The law prevents utility company shutoffs when temperatures are at or below 32 degrees and at or above 92 degrees. It also prevents shutoffs during states of emergency in response to public health emergencies. Virginia was one of 34 states with a shutoff moratorium during the pandemic.
Kajsa Foskey, economic justice outreach coordinator for the Virginia Poverty Law Center, said enacting this law cleared up some misconceptions.
"Most folks already thought that utilities couldn't shut them off on a day when it was too hot or too cold outside," she said. "So, what we've really done is just created some common-sense foundational protection so that all utility customers across the state know what their rights are."
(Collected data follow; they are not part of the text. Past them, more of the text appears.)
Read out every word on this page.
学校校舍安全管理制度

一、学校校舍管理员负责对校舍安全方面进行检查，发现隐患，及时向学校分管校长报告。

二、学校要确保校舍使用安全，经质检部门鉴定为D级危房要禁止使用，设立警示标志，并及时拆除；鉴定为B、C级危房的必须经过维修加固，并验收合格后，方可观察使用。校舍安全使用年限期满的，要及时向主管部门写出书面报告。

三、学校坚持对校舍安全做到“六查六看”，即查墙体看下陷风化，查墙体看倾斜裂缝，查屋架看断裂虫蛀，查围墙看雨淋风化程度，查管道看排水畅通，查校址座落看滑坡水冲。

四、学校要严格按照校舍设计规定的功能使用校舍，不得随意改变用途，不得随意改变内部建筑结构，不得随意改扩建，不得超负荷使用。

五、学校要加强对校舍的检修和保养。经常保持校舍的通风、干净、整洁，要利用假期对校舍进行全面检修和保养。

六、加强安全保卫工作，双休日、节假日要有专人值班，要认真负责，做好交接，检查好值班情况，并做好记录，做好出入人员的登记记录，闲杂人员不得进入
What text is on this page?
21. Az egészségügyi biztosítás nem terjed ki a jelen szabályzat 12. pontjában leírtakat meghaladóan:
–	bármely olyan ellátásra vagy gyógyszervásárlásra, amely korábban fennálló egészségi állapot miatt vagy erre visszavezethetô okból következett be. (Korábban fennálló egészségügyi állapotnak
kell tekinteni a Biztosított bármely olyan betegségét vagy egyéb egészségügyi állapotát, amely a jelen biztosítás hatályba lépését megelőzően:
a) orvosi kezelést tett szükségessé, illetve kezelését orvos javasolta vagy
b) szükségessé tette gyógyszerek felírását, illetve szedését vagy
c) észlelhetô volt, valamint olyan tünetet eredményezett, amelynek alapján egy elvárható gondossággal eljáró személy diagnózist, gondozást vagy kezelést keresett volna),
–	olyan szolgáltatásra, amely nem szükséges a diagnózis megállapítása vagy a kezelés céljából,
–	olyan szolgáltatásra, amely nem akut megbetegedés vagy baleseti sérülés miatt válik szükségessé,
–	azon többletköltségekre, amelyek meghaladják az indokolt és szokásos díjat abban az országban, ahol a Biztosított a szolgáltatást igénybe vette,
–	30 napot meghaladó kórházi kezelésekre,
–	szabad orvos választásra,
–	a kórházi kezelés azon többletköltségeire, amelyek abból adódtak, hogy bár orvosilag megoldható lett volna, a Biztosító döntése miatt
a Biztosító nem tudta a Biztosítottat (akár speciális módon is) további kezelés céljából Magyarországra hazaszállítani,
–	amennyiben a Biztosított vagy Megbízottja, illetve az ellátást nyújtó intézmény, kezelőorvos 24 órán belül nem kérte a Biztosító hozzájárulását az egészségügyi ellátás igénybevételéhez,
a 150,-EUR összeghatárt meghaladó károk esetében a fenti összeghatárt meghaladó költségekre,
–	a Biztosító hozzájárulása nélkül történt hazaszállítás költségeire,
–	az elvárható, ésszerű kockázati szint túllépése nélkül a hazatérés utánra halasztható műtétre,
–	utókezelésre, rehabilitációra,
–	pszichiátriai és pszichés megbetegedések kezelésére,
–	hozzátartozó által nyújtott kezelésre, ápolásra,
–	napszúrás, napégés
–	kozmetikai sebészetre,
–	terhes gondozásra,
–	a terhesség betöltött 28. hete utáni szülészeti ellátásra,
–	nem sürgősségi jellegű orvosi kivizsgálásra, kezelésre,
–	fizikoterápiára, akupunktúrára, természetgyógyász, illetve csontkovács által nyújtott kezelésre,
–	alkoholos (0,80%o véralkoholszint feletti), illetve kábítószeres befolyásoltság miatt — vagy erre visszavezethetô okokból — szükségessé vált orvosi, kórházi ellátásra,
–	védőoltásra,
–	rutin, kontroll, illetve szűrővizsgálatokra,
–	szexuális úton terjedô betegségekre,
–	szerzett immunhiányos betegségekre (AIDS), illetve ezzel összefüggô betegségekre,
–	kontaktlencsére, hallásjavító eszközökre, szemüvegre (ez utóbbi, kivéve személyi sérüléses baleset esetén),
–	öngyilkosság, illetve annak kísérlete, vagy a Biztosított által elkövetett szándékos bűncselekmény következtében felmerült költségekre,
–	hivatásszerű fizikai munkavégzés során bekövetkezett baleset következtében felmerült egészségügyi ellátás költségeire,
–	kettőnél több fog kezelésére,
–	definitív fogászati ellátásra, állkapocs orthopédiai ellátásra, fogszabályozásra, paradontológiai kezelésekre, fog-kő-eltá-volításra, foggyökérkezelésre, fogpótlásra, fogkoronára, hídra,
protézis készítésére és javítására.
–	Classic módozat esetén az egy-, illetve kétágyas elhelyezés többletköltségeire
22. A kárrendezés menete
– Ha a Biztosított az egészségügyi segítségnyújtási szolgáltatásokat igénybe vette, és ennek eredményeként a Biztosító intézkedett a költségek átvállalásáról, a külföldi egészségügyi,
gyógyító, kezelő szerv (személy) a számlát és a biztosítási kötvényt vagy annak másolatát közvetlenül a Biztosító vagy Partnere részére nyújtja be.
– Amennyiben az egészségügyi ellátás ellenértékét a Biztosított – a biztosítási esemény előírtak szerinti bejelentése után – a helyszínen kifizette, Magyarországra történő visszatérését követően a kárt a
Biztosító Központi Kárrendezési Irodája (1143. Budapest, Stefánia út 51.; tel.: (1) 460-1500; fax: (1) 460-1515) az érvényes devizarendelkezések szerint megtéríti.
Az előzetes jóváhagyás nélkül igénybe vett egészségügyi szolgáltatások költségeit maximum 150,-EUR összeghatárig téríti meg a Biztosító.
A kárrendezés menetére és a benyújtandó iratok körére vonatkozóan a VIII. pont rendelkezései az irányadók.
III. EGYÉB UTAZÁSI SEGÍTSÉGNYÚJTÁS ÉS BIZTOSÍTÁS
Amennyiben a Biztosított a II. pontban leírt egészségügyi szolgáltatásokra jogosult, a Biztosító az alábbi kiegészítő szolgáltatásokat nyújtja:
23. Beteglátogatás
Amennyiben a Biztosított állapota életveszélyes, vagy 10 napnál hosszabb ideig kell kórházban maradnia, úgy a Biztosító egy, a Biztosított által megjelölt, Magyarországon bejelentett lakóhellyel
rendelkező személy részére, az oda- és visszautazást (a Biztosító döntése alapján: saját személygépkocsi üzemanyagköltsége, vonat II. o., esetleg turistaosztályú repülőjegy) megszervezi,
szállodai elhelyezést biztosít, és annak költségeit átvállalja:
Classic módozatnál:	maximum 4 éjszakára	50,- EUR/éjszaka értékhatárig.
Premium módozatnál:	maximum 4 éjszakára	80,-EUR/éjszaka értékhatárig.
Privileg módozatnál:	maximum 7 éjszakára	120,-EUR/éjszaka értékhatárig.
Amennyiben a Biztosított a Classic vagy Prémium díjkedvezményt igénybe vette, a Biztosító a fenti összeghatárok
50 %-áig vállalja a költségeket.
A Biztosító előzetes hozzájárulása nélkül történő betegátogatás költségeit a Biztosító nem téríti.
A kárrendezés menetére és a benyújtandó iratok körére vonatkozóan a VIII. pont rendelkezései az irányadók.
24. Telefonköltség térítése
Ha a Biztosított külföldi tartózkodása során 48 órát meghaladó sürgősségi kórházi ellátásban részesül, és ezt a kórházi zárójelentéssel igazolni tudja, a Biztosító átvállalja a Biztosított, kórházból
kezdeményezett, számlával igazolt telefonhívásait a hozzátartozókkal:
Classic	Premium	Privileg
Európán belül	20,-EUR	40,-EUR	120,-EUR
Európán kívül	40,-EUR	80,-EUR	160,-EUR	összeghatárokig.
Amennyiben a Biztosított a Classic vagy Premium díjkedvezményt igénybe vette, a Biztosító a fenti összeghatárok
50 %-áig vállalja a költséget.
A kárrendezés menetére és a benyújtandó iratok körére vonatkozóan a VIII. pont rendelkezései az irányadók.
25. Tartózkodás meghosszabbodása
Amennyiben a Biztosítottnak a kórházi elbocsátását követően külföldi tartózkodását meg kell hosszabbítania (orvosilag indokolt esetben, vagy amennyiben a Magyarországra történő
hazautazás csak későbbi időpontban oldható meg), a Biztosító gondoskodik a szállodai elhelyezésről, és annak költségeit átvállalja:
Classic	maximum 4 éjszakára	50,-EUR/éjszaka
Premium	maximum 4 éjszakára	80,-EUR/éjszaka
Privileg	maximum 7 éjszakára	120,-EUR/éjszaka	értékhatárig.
Despite having some of these shutoff guidelines as unwritten rules, utility companies pushed back, saying it didn't allow them flexibility. Foskey said she thinks the state can build on this by including elements that didn't become law. This includes requiring data collection from utilities about who is being shut off, the frequency, reasons, and the amounts owed. She said this can help craft solutions for people facing shutoffs.
Rising utility prices concern advocates since this increases shutoffs. More than 750,000 Virginia families are energy cost-burdened, meaning they spend 6% of their income on utility bills.
Foskey said another removed part of the law would have reduced financial barriers to reconnection.
"When they try to get reconnected," she said, "not only do they have to pay that past-due amount that they couldn't afford to pay, they now also have to pay reconnection fees, late fees, security deposits, things that really just make the barrier to getting reconnected very high."
She added that this can prevent people from being able to afford everyday essentials such as food or rent. However, the new law has a provision for customers who received state energy assistance in the past year. They're eligible for having their deposit capped at 25% of what they previously owed to be reconnected, but this can only be used once every three years.